Luis T. Diaz Coliseum Coliseo Luis T. Diaz
- Interactive map of Luis T. Diaz Coliseum Coliseo Luis T. Diaz
- Location: Marina Street Aguadilla, PR 00604
- Coordinates: 18°25′34″N 067°09′19″W﻿ / ﻿18.42611°N 67.15528°W
- Owner: City of Aguadilla
- Operator: City of Aguadilla
- Capacity: 2,500+

Construction
- Opened: 1971
- Renovated: 2005
- Closed: 2017

Tenants
- Aguadilla Sharks (BSN) (1980s-1998) Aguadilla Divas (FSVL) (2006-2008)

= Luis T. Diaz Coliseum =

Arena in Aguadilla, Puerto Rico

Luis T. Diaz Coliseum (Spanish: Coliseo Luis T. Diaz) was the main arena in Aguadilla, Puerto Rico.
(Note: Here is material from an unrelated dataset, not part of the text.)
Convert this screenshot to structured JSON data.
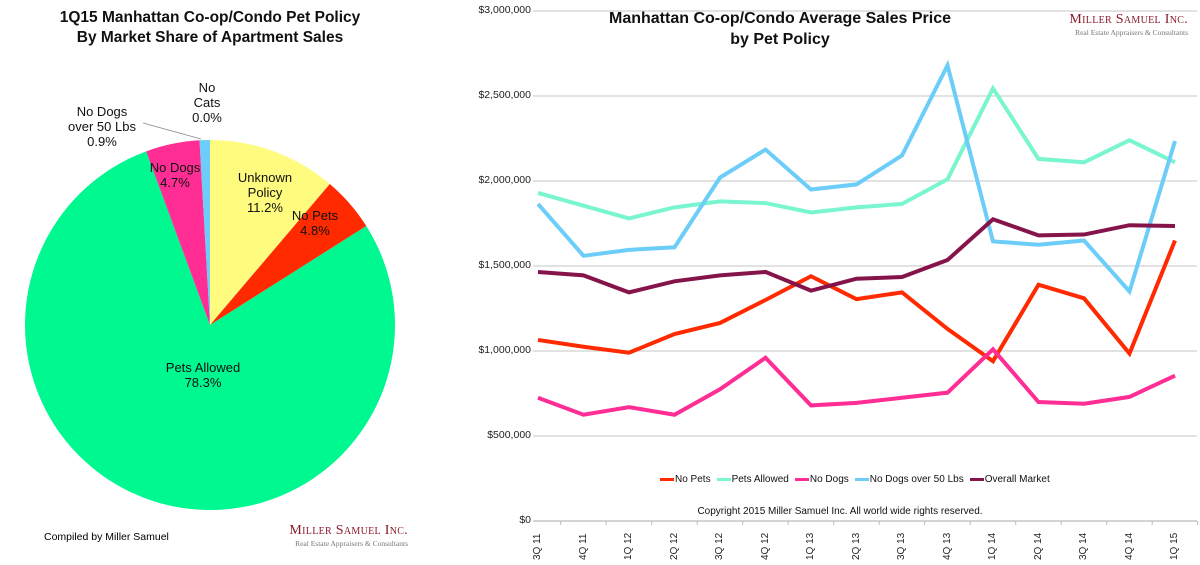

It is located on Marina Street facing the Atlantic Ocean. Currently seats 2,500+ for basketball & volleyball games and it is the former home of the Las Divas de Aguadilla of the Female Superior Volleyball League. Named after Luis T. Diaz who taught sports to the youth of the city. Formerly home to the Aguadilla Sharks of the National Superior Basketball League as well.

==History==
The Coliseum opened to the public in 1971 as the main arena in the city hosting many events like Basketball games, Volleyball games, Pro Wrestling events, and Church Gatherings among others.

In the lobby, there was a plaque of Luis T. Diaz and in a room showing a lot of trophies from various sports and a picture of the 2006 Aguadilla Divas.

The Coliseum was renovated in 2005 when the city learned that the Divas were coming to play in the building. Also the Coliseum hosts city activities, Pro Wrestling events from both IWA, Caribbean Pro Wrestling, and the WWC, Elementary, Middle & High School Graduation Celebrations.

After Hurricane Maria in 2017, the coliseum remained closed and abandoned.